Am 16. Mai 2010 endete der Versuch des Argon Verlags, binnen dreier Wochen 9 000 Euro von Cory-Doctorow-Fans einzusammeln, um das Hörbuch Little Brother professionell einzuspielen und unter einer Creative-Commons-Lizenz »freizusetzen«. Über das Scheitern des Experiments wurde im Blog des Verlags lebhaft diskutiert. Als mutmaßliche Ursachen wurden die sehr kurze Finanzierungsfrist, die Festlegung auf PayPal als Bezahlmethode und die mangelnde Verankerung des Verlags in der Creative-Commons-Szene ausgemacht – nichts, was sich beim nächsten Versuch nicht ändern ließe.

Nur hat es seither kaum ernsthafte Versuche gegeben – abgesehen von euryclia, einer pfiffigen Subskriptionsplattform: Auf deutschen Crowdfunding-Plattformen wie mySherpas oder startnext muss man überzeugende Buchprojekte mit der Lupe suchen. Dabei hätte die Verlagsbranche allen Grund, ihre zutiefst irrationale Produktionsweise zu hinterfragen: Mit irrsinnigem finanziellem Aufwand, Abertausenden von Arbeitsstunden und viel Herzblut werden Bücher gemacht, die dann wie Blei in den Regalen liegen, weil die Verlage die Zielgruppen mit ihren Marketingmethoden nicht erreichen.

So muss dann ein erfolgreicher Titel zahlreiche Flops mittragen. Damit nicht genug: Auch freie Verlagsmitarbeiter subventionieren mit ihren stagnierenden oder sinkenden Honoraren unfreiwillig die Fehlplanungen ihrer Auftraggeber. Das muss doch rationaler gehen!

Ja, es geht rationaler, dem Social Web sei Dank: Beim Crowdfunding sind Bedarfs­ermittlung, Finanzierung und Promotion eng verzahnt. Der Aufbau einer Unterstützer-Community ist, wie ich von der Kampagne für mein Sachbuch »Friendly Fire« weiß, alles andere als einfach, aber was hätten wir von einem tollen Buch, das kaum jemand lesen will?

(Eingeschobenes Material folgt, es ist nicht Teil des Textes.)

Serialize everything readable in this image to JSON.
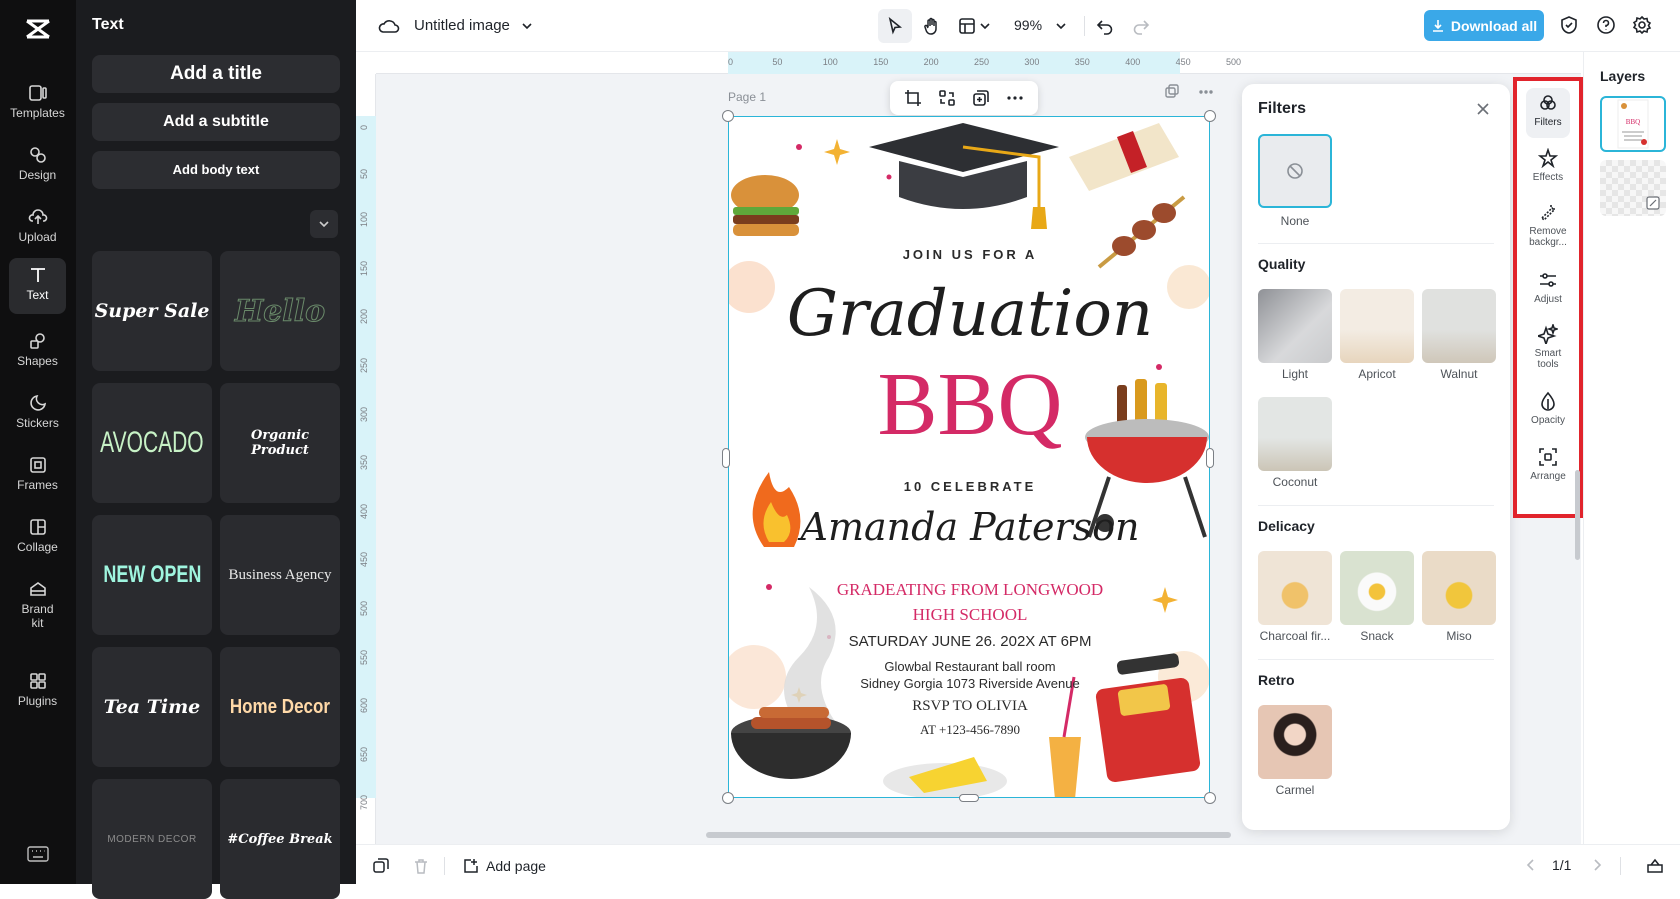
{
  "rail": {
    "items": [
      {
        "label": "Templates",
        "icon": "templates-icon"
      },
      {
        "label": "Design",
        "icon": "design-icon"
      },
      {
        "label": "Upload",
        "icon": "upload-icon"
      },
      {
        "label": "Text",
        "icon": "text-icon"
      },
      {
        "label": "Shapes",
        "icon": "shapes-icon"
      },
      {
        "label": "Stickers",
        "icon": "stickers-icon"
      },
      {
        "label": "Frames",
        "icon": "frames-icon"
      },
      {
        "label": "Collage",
        "icon": "collage-icon"
      },
      {
        "label": "Brand kit",
        "icon": "brand-kit-icon"
      },
      {
        "label": "Plugins",
        "icon": "plugins-icon"
      }
    ]
  },
  "text_panel": {
    "title": "Text",
    "add_title": "Add a title",
    "add_subtitle": "Add a subtitle",
    "add_body": "Add body text",
    "presets": [
      "Super Sale",
      "Hello",
      "AVOCADO",
      "Organic Product",
      "NEW OPEN",
      "Business Agency",
      "Tea Time",
      "Home Decor",
      "MODERN DECOR",
      "#Coffee Break"
    ]
  },
  "topbar": {
    "doc_title": "Untitled image",
    "zoom": "99%",
    "download_label": "Download all"
  },
  "ruler": {
    "h_ticks": [
      "0",
      "50",
      "100",
      "150",
      "200",
      "250",
      "300",
      "350",
      "400",
      "450",
      "500"
    ],
    "v_ticks": [
      "0",
      "50",
      "100",
      "150",
      "200",
      "250",
      "300",
      "350",
      "400",
      "450",
      "500",
      "550",
      "600",
      "650",
      "700"
    ]
  },
  "canvas": {
    "page_label": "Page 1"
  },
  "invitation": {
    "line1": "JOIN US FOR A",
    "line2": "Graduation",
    "line3": "BBQ",
    "line4": "10 CELEBRATE",
    "line5": "Amanda Paterson",
    "line6": "GRADEATING FROM LONGWOOD",
    "line7": "HIGH SCHOOL",
    "line8": "SATURDAY JUNE 26. 202X AT 6PM",
    "line9": "Glowbal Restaurant ball room",
    "line10": "Sidney Gorgia 1073 Riverside Avenue",
    "line11": "RSVP TO OLIVIA",
    "line12": "AT +123-456-7890",
    "accent_color": "#d42a66"
  },
  "filters": {
    "title": "Filters",
    "none_label": "None",
    "sections": [
      {
        "title": "Quality",
        "items": [
          "Light",
          "Apricot",
          "Walnut",
          "Coconut"
        ]
      },
      {
        "title": "Delicacy",
        "items": [
          "Charcoal fir...",
          "Snack",
          "Miso"
        ]
      },
      {
        "title": "Retro",
        "items": [
          "Carmel"
        ]
      }
    ]
  },
  "tools": [
    {
      "label": "Filters",
      "icon": "filters-icon"
    },
    {
      "label": "Effects",
      "icon": "effects-icon"
    },
    {
      "label": "Remove backgr...",
      "icon": "remove-background-icon"
    },
    {
      "label": "Adjust",
      "icon": "adjust-icon"
    },
    {
      "label": "Smart tools",
      "icon": "smart-tools-icon"
    },
    {
      "label": "Opacity",
      "icon": "opacity-icon"
    },
    {
      "label": "Arrange",
      "icon": "arrange-icon"
    }
  ],
  "layers": {
    "title": "Layers"
  },
  "bottombar": {
    "add_page": "Add page",
    "page_count": "1/1"
  },
  "colors": {
    "accent_blue": "#3aa8e8",
    "selection": "#2bb5d8",
    "highlight_box": "#e1242c"
  }
}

Zwei Besonderheiten zeichnen Crowdfunding-Kampagnen aus: Projekte werden nur realisiert, wenn das Finanzierungsziel vollständig erreicht wird; sonst fließt das Geld an die Unterstützer zurück. Und die bereits zugesagten Gelder üben eine Signalwirkung auf weitere potenzielle Unterstützer aus; so trennt sich die Spreu vom Weizen.

Zustande kommen also nur solche Projekte, für die sich genug Interessenten finden; alle anderen Vorhaben werden rechtzeitig beerdigt. Ein früher Buchtod ist auch nicht schmerzlicher als der Anblick überquellender Lager und Altpapiercontainer; er ist ökologisch sinnvoller, schont die Nerven aller Beteiligten und den Geldbeutel des Verlegers.

Kürzlich hörte ich einen Einwand: Crowdfunding sei für die ersten Verlage, die sich ihre Nische sichern, ein interessantes Modell, aber es skaliere nicht. Mag sein. Aber was skaliert schon in dieser Branche? Finden wir heraus, wie groß die Nischen in der Summe sind.